Viktor doesn't say, 'My name is not ready to be retired, so you will carry my legacy.' He doesn't say, 'You are another once-in-a-generation talent, and I want your glory inseparable from mine.'
“As I recall,” Viktor says, feeling the corners of his lips tilt up further, “all this is a matter of what you wanted.”
*
It’s not easy, in the way that trying to get toothpaste back into the tube isn’t easy. Holding someone’s trust in the palm of his hand— that’s a new experience. Viktor has always been a lone wolf, but wild cats are solitary creatures. Yes, Viktor thinks. They deserve each other.
When Viktor finally notices the Frankensteinian monster he’s helped to create, Yuri is already in Beijing executing every element as though he is a character in a video game. Later, Viktor watches through the electronic screen as Yuri sticks out his tongue at Jean-Jacques Leroy from the top of the podium. Yakov comes back to St. Petersburg trying to hide his reluctant beam of pride, and Yuri comes back smirking.
“My second gold,” Yuri hisses into the tender skin below Viktor’s ear, after he launches himself at him. It tickles, like a physical touch. When Yuri finally comes back to himself, he lets go abruptly and glares into the air.
“Tell me your secrets.” Viktor leans down, smiles teasingly at him.
Yuri lunges forward, again, breathes some life into him, and then Viktor finds himself quite pre-occupied indeed.
Afterwards, mumbled into his skin, he thinks that he hears, “I needed to prove myself to you.”
“Hm?”
“I said, you realise — and you agree — how completely you belong to me now?” Yuri spits out. Decidedly unlike what Viktor heard, but Viktor leans back to regard the fiery eyes, the dishevelled hair. He runs his fingers against Yuri’s scalp. Watches the fine hair fall in fresh disorder.
“Oh?” Viktor eventually says. “And why do you say that?”

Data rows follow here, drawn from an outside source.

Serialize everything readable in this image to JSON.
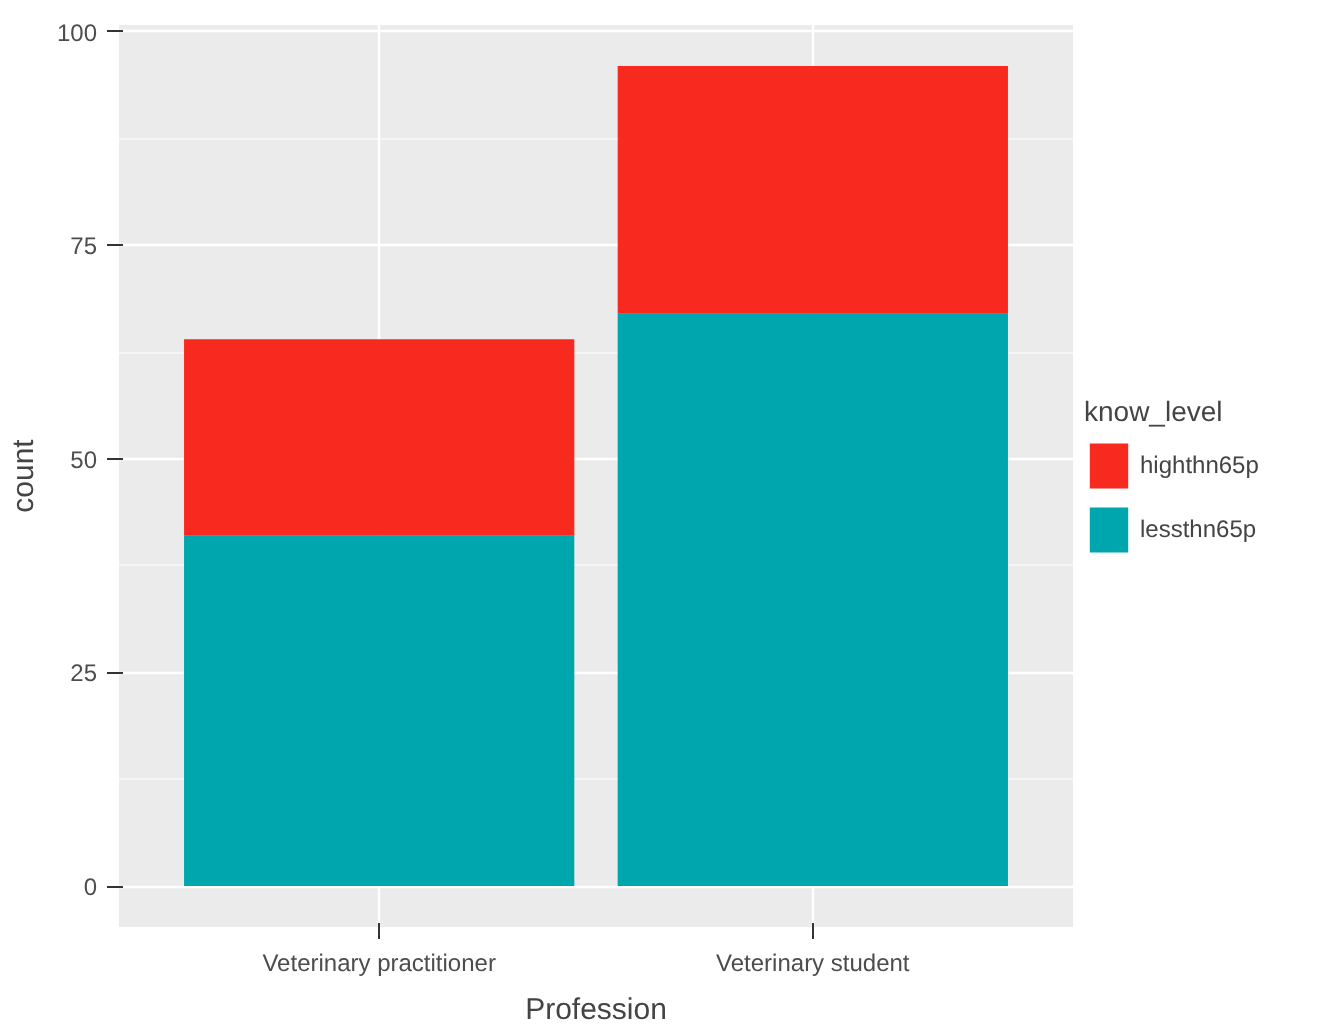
{
  "chart_data": {
    "type": "bar",
    "stacked": true,
    "xlabel": "Profession",
    "ylabel": "count",
    "legend_title": "know_level",
    "categories": [
      "Veterinary practitioner",
      "Veterinary student"
    ],
    "series": [
      {
        "name": "lessthn65p",
        "color": "#00a6ad",
        "values": [
          41,
          67
        ]
      },
      {
        "name": "highthn65p",
        "color": "#f8291e",
        "values": [
          23,
          29
        ]
      }
    ],
    "ylim": [
      -4.8,
      100.8
    ],
    "yticks": [
      0,
      25,
      50,
      75,
      100
    ],
    "grid": true,
    "legend": "right"
  }
}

Yuri grabs at his hand and drags it down. “I’m your only chance for a decent challenge,” he tells him. “Don’t you think so?”

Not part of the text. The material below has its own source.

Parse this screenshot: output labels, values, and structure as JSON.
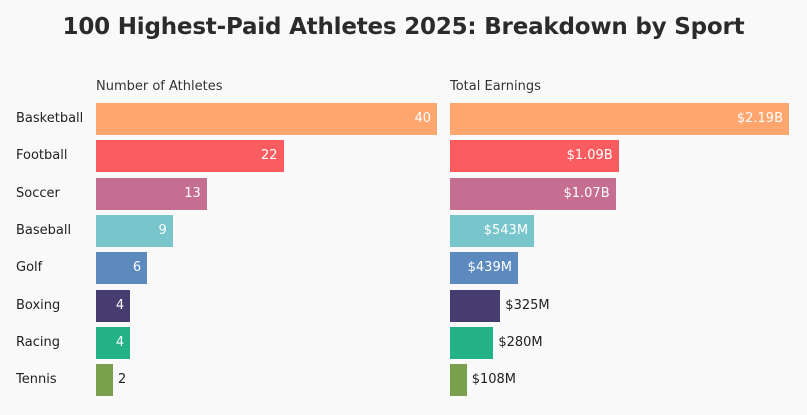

The arrogance, the nerve— this shocks a laugh out of Viktor. “You're an improbable person.”
“Fucking rich coming from you.”
Viktor inclines his head in acknowledgement. “I suppose we have that in common.”

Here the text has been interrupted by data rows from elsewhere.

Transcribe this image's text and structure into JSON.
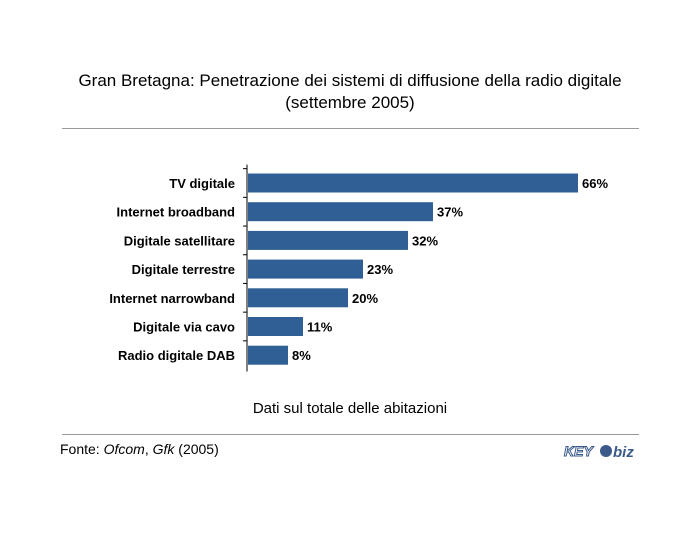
{
  "title_line1": "Gran Bretagna: Penetrazione dei sistemi di diffusione della radio digitale",
  "title_line2": "(settembre 2005)",
  "footnote": "Dati sul totale delle abitazioni",
  "source": {
    "prefix": "Fonte: ",
    "org1": "Ofcom",
    "sep": ", ",
    "org2": "Gfk",
    "suffix": " (2005)"
  },
  "logo": {
    "text_left": "KEY",
    "text_right": "biz",
    "color": "#3a5a8a"
  },
  "colors": {
    "bar": "#2f5f94",
    "rule": "#9a9a9a"
  },
  "chart_data": {
    "type": "bar",
    "orientation": "horizontal",
    "categories": [
      "TV digitale",
      "Internet broadband",
      "Digitale satellitare",
      "Digitale terrestre",
      "Internet narrowband",
      "Digitale via cavo",
      "Radio digitale DAB"
    ],
    "values": [
      66,
      37,
      32,
      23,
      20,
      11,
      8
    ],
    "value_labels": [
      "66%",
      "37%",
      "32%",
      "23%",
      "20%",
      "11%",
      "8%"
    ],
    "unit": "%",
    "xlim": [
      0,
      66
    ],
    "grid": false
  }
}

“When are you leaving for NHK?”
“My flight is tomorrow,” Viktor says. “Will you be good for the coaches?”
“Hm,” Yuri replies, which Viktor realises, with a strange jolt, is probably a habit picked up from himself. Yuri reaches out his other hand, lets it hover above Viktor’s chest. Off-centre, slightly to the left, and when Viktor quirks a questioning eyebrow, he snatches it back as though from a hot flame. He tells him, “I don’t make promises I can’t keep.”
“Neither do I,” says Viktor, and he smiles faintly.